I definitely think feeling like this must be part of grief. I have heard that anger is one of the stages of grief. But I have not felt angry about what has happened because I totally believe that this is God’s plan. I have not once doubted that God is working out His perfect plan in all of this. So I wonder if I am experiencing the anger that comes as part of grief, but it’s just directed at other things and showing itself as stress.
It doesn’t help that I can’t stop dreaming about Dad. I think dreams can affect how we feel so much more than we think. I must have at least 3 dreams a week about him. Some I don’t mind – the ones where he is just in the dream, not particularly featuring a great deal but just there with everyone else. They’re quite nice as he is so real that for a time it’s like having him here.
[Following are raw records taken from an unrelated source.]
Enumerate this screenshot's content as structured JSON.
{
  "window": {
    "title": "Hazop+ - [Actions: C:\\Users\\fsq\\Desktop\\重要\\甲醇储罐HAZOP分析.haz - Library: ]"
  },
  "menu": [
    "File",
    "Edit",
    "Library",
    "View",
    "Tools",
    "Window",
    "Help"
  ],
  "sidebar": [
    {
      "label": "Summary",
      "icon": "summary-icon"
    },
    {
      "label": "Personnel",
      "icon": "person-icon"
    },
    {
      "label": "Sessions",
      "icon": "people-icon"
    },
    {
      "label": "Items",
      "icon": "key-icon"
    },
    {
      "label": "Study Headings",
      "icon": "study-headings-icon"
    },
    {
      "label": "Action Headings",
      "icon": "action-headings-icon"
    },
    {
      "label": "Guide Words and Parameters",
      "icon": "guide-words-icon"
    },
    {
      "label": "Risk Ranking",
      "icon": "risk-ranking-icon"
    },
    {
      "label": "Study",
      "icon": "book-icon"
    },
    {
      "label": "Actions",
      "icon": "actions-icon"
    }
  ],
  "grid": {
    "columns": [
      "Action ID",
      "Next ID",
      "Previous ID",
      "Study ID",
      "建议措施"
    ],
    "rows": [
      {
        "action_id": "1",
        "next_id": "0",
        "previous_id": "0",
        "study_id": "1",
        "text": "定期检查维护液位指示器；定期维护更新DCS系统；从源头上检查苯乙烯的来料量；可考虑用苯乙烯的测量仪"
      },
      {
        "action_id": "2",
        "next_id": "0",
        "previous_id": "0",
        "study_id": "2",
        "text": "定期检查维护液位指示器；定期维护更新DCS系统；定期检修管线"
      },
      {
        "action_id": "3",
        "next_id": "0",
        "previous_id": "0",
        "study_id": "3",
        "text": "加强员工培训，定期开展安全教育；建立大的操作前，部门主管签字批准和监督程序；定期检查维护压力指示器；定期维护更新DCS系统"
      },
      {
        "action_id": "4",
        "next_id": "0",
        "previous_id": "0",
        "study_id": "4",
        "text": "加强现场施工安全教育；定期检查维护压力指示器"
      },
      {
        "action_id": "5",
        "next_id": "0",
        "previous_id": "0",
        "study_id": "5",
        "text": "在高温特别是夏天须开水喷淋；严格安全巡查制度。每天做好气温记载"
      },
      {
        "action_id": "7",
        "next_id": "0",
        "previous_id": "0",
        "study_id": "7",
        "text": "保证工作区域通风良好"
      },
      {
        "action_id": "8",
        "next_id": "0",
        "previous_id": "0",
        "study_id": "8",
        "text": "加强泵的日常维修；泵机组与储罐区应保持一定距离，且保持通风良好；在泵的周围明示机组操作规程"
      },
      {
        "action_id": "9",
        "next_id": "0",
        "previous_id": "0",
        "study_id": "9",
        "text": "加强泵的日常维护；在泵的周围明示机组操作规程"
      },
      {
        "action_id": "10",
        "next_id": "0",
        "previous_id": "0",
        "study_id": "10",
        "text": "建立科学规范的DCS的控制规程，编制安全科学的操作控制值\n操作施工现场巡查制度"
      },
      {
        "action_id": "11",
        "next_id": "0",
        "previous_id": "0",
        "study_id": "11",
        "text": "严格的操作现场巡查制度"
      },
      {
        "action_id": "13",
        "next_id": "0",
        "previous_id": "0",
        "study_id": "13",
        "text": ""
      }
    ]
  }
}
Others, though, give a false sense of excitement – I frequently dream that he comes back and says that he hasn’t died but has been away on business. I wake up from these and feel a bit confused, and it gradually dawns on me that it was a dream. But the worst are dreams about him being ill and in pain, about his heart attack. I dream about him talking to us and we know he’s going to die but he doesn’t (which doesn’t help me in feeling sorry for him and that wasn't what happened as we didn't know). I hate those dreams, and they’re awful to wake up from. These dreams have been going on or weeks and weeks and I wonder when they’ll begin to get less frequent. I wouldn’t mind if Dad was in my dreams for the rest of my life, but I just want the horrible ones to stop.
So I guess this is all part of the stages of grief – part of the different ‘waves’. And through it all God continues to be faithful. It’s a tough thing to bear, but (and please don’t take this the wrong way), I am thankful for what has happened. I don’t mean that I’m thankful for the specific fact that Dad has died, but that I am going through a time like this. It’s really changed my perspective on life and it has been amazing to experience God’s peace and comfort in such a wonderful way (despite my continuing lack of faithfulness to him!). I could write forever on what God has taught me through this, but I won’t – I’ve gone on for long enough! This has probably been a very depressing and moaning entry which I didn’t mean for it to be, but I suppose the point of this blog was to write down how I feel in this journey. I don’t know how anyone ever comes to terms with a death, but without God I don’t know how people could cope at all. When I sing in church, or sing along to Christian CDs in my car, I think about Dad in heaven and feel like we are sharing in something together. I believe heaven is full of singing in response to the glory of God, and now I like to think that we are joining with the angels and the saints in heaven who are singing continually to God. How amazing their praise and worship must be as they are seeing Christ face to face and know his glory in all its fullness. And that is what Dad is doing and experiencing!!!! That gives a lot of strength through the sadness of losing someone who belongs to Christ. And even if Dad hadn’t been a Christian and was not now in the presence of God, I’m sure God would have ministered to me and my family in a real and powerful way because He is so good. But I praise God that He saved my Dad, and that his pain and suffering and struggles in this life really have come to an eternal end.